If this all sounds confusing, don’t worry. It is not unusual for new clients to not fully understand how judgment collection works when first contacting us. They don’t fully understand that specializing in judgment collection requires us to do things a bit differently.

Judgment Collectors and Collection Agencies: The Differences

General Collection Agencies

A general collection agency in most states is able to work on behalf of clients to collect just about any type of debt. A utility company can hire a collection agency to pursue unpaid bills. So can a cell phone provider, a local hotel, a medical office, etc. Collection agencies have a limited amount of legal authority to pursue debts on behalf of their clients.

Generally speaking, collection agencies get paid by withholding a certain amount of what is collected for themselves. This is usually a percentage. However, there are cases in which collection agencies outright purchase debt from their client. They buy it for less than its face value, relying on the difference to act as their payment.

Judgment Collection Is More Specific

A judgment collector focuses on a more specific type of debt. It is in the name: judgment. For example, our agency focuses exclusively on judgments in six states: Arizona, California, Idaho, Texas, Utah, and Washington. We don’t collect on general debts; we work exclusively on unpaid judgments.

What is it judgment? It is a court-ordered payment resulting from civil litigation. For instance, a creditor may sue a debtor over outstanding invoices. A win by the creditor results in the court entering a judgment in their favor. A typical judgment amount would cover the unpaid invoices plus any additional expenses the creditor incurs through collection.

In another case, one entity may sue another for pretty much any reason. Victory by the plaintiff would result in a judgment issued in their favor and against the defendant. Maybe it’s two roommates fighting over unpaid rent. Perhaps it’s a party rental company suing a customer over damaged equipment.

Additional Collection Tools

The biggest difference between a judgment and general debt collection is found in the tools we have to pursue debtors. Once a judgment has been entered against a debtor, the debt itself has been elevated. We can now use certain tools that general collection agencies cannot. Wage and bank account garnishment are two examples.

Most states allow wage garnishment to a certain degree. The laws vary from one state to the next, but it is fairly common to garnish wages to settle a judgment. Bank account garnishment is less common, but it’s also available in many states. Without a legal judgment in place however, neither wage nor bank account garnishment is possible. It is the judgment that creates the authority to garnish.

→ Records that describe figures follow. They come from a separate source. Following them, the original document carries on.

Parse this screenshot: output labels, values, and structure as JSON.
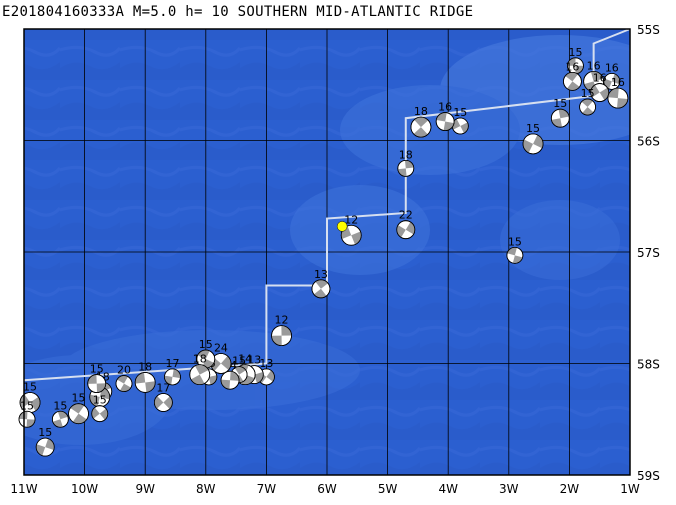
{
  "title": "E201804160333A M=5.0 h= 10 SOUTHERN MID-ATLANTIC RIDGE",
  "map": {
    "lon_range": [
      -11,
      -1
    ],
    "lat_range": [
      -59,
      -55
    ],
    "x_tick_labels": [
      "11W",
      "10W",
      "9W",
      "8W",
      "7W",
      "6W",
      "5W",
      "4W",
      "3W",
      "2W",
      "1W"
    ],
    "y_tick_labels": [
      "55S",
      "56S",
      "57S",
      "58S",
      "59S"
    ],
    "colors": {
      "ocean": "#2b5fd0",
      "grid": "#000000",
      "ridge": "#d6dff0",
      "mechanism": "#9a9a9a",
      "epicenter": "#ffff00"
    },
    "ridge": [
      [
        -11.0,
        -58.15
      ],
      [
        -7.0,
        -58.0
      ],
      [
        -7.0,
        -57.3
      ],
      [
        -6.0,
        -57.3
      ],
      [
        -6.0,
        -56.7
      ],
      [
        -4.7,
        -56.65
      ],
      [
        -4.7,
        -55.8
      ],
      [
        -1.6,
        -55.6
      ],
      [
        -1.6,
        -55.13
      ],
      [
        -1.0,
        -55.0
      ]
    ],
    "epicenter": {
      "lon": -5.75,
      "lat": -56.77
    },
    "events": [
      {
        "lon": -1.9,
        "lat": -55.33,
        "depth": "15"
      },
      {
        "lon": -1.95,
        "lat": -55.47,
        "depth": "16"
      },
      {
        "lon": -1.6,
        "lat": -55.47,
        "depth": "16"
      },
      {
        "lon": -1.3,
        "lat": -55.47,
        "depth": "16"
      },
      {
        "lon": -1.5,
        "lat": -55.57,
        "depth": "16"
      },
      {
        "lon": -1.2,
        "lat": -55.62,
        "depth": "16"
      },
      {
        "lon": -1.7,
        "lat": -55.7,
        "depth": "15"
      },
      {
        "lon": -2.15,
        "lat": -55.8,
        "depth": "15"
      },
      {
        "lon": -2.6,
        "lat": -56.03,
        "depth": "15"
      },
      {
        "lon": -3.8,
        "lat": -55.87,
        "depth": "15"
      },
      {
        "lon": -4.05,
        "lat": -55.83,
        "depth": "16"
      },
      {
        "lon": -4.45,
        "lat": -55.88,
        "depth": "18"
      },
      {
        "lon": -4.7,
        "lat": -56.25,
        "depth": "18"
      },
      {
        "lon": -4.7,
        "lat": -56.8,
        "depth": "22"
      },
      {
        "lon": -5.6,
        "lat": -56.85,
        "depth": "12"
      },
      {
        "lon": -2.9,
        "lat": -57.03,
        "depth": "15"
      },
      {
        "lon": -6.1,
        "lat": -57.33,
        "depth": "13"
      },
      {
        "lon": -6.75,
        "lat": -57.75,
        "depth": "12"
      },
      {
        "lon": -7.0,
        "lat": -58.12,
        "depth": "13"
      },
      {
        "lon": -7.2,
        "lat": -58.1,
        "depth": "13"
      },
      {
        "lon": -7.35,
        "lat": -58.1,
        "depth": "14"
      },
      {
        "lon": -7.45,
        "lat": -58.1,
        "depth": "15"
      },
      {
        "lon": -7.6,
        "lat": -58.15,
        "depth": "14"
      },
      {
        "lon": -7.75,
        "lat": -58.0,
        "depth": "24"
      },
      {
        "lon": -7.95,
        "lat": -58.12,
        "depth": "15"
      },
      {
        "lon": -8.0,
        "lat": -57.96,
        "depth": "15"
      },
      {
        "lon": -8.1,
        "lat": -58.1,
        "depth": "18"
      },
      {
        "lon": -8.55,
        "lat": -58.12,
        "depth": "17"
      },
      {
        "lon": -8.7,
        "lat": -58.35,
        "depth": "17"
      },
      {
        "lon": -9.0,
        "lat": -58.17,
        "depth": "18"
      },
      {
        "lon": -9.35,
        "lat": -58.18,
        "depth": "20"
      },
      {
        "lon": -9.7,
        "lat": -58.25,
        "depth": "18"
      },
      {
        "lon": -9.75,
        "lat": -58.3,
        "depth": "15"
      },
      {
        "lon": -9.75,
        "lat": -58.45,
        "depth": "15"
      },
      {
        "lon": -9.8,
        "lat": -58.18,
        "depth": "15"
      },
      {
        "lon": -10.1,
        "lat": -58.45,
        "depth": "15"
      },
      {
        "lon": -10.4,
        "lat": -58.5,
        "depth": "15"
      },
      {
        "lon": -10.65,
        "lat": -58.75,
        "depth": "15"
      },
      {
        "lon": -10.9,
        "lat": -58.35,
        "depth": "15"
      },
      {
        "lon": -10.95,
        "lat": -58.5,
        "depth": "15"
      }
    ]
  }
}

No Risk Judgment Collection

We want to close by explaining how Judgment Collectors gets paid. We operate on a contingency basis. That is to say that our clients do not pay anything up front. We cover all the costs of debt collection ourselves. If and when we collect, you pay us for our work.

We prefer the contingency model because it protects our clients. We suspect our clients like it too. Either way, Judgment Collectors is not a general debt collection agency. We focus exclusively on unpaid judgments in the six states we serve.